The Boston Phoenix
October 14 - 21, 1999

[Editorial]

Starting over

The scandal at the Boston Redevelopment Authority reveals the bankruptcy of Mayor Menino's housing and development policies. Here are a few ideas for moving forward.

The decline and pending (at press time) fall of Boston Redevelopment Authority director Tom O'Brien -- obviously necessary, given the BRA's and City Hall's deplorable insensitivity to the affordable-housing crisis -- obscures a far larger problem: the utter bankruptcy of Mayor Tom Menino's housing and development policies.

Last week the Boston Globe Spotlight Team reported that O'Brien and other BRA officials had given permission for their $91,000-a-year chief-of-staff (make that former chief-of-staff) to buy a tony Charlestown condo meant for a moderate-income family.

Menino expressed the appropriate degree of outrage. But then Menino has a history of saying the right things, and of directing his outrage at everyone but himself.

The ugly truth is that Boston's efforts to manage development and provide affordable housing are now officially a shambles. In his State of the City address in January, Menino made affordable housing his number-one priority. Yet even as the BRA scandal fades, working-class and middle-class families continue to flee a city they no longer have the means to live in. Indeed, Boston is virtually as expensive to reside in as New York and San Francisco, the most expensive cities in the US. Several hundred artists are slated to lose their housing in and around the Fort Point Channel area over the next few years. There are rumblings that the convention center will end up costing far more than anticipated. And Menino seems ready to bless the Red Sox' plans for a new Fenway Park, despite serious concerns about traffic and unanswered questions about how much the taxpayers will ultimately be asked to pay and the potentially abusive use of eminent- domain powers.

Six years into his mayorship, Menino -- and the city -- need an agenda. A few ideas:

* Earlier this year Menino plucked one of Boston's brightest legislative stars, Charlotte Golar Richie, out of the State House to be his principal housing adviser, but she's rarely been heard from since. Perhaps Menino doesn't like the talk that Richie could be the city's first African-American (not to mention first female) mayor. But he did the right thing by picking her, and now she needs to be unleashed.

* As other observers have noted, one of Menino's problems is that he is loath to surround himself with smart, independent people. That has to end. Menino can start by naming a strong leader to replace O'Brien at the BRA. The first priority: changing the agency's internal culture. After all, O'Brien was not the only one to sign off on the sleazy Charlestown condo deal. Among the others who approved it was deputy director Paul McCann, who's reportedly under consideration to be the interim director. Clearly it's time to clean house.

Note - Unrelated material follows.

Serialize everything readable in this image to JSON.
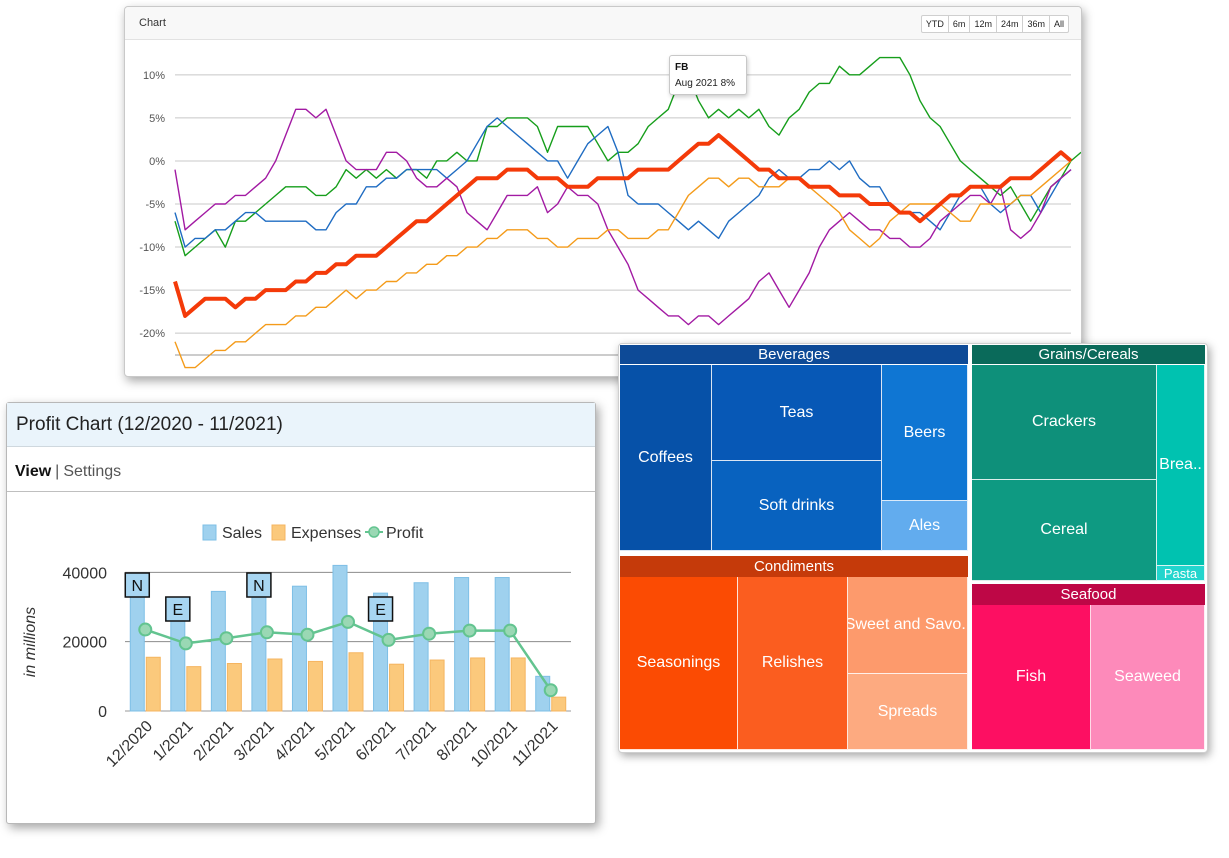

* The budget and staff of the BRA have been cut by more than half since 1990. Now, in the middle of Boston's greatest boom in years, the BRA lacks the resources needed to take Boston into the next millennium. Those resources must be restored so that the BRA can reclaim its traditional role as a planning agency, rather than merely reacting with dubious effectiveness to development proposals as they are unveiled.

* The city council must return to its traditional role as a generator of ideas for how to deal with affordable housing and development. Under the city's strong-mayor charter, Menino will continue to call the shots. But the councilors, either individually or as a legislative body, should put together their own proposals and hold the mayor's feet to the fire.

* Neighborhood activists can't be given the final say on every development proposal, but neither can they be ignored to the extent that they are now. Menino shows great deference to city-council president Jim Kelly's South Boston constituents. But earlier this year Barbara Burnham, the mayor's choice to oversee planning and development in the Fenway, quit amid reports that she believed the neighborhood's concerns about the Red Sox' proposal and other development projects were not being listened to.

* There may be much to gain, and nothing to lose, by working with officials from surrounding communities and studying other cities around the country. Menino should be just as interested in what's going on in Somerville -- and San Francisco -- as he is in the internal operations of the BRA.

Since becoming the accidental mayor, Tom Menino has had a remarkably easy time of it. By most measures -- crime, the economy, even public education -- the city is in better shape than it has been in many years. The lack of affordable housing and the threat of overdevelopment are the kinds of problems created by success. Menino's legacy will be shaped in large part by how he deals with them.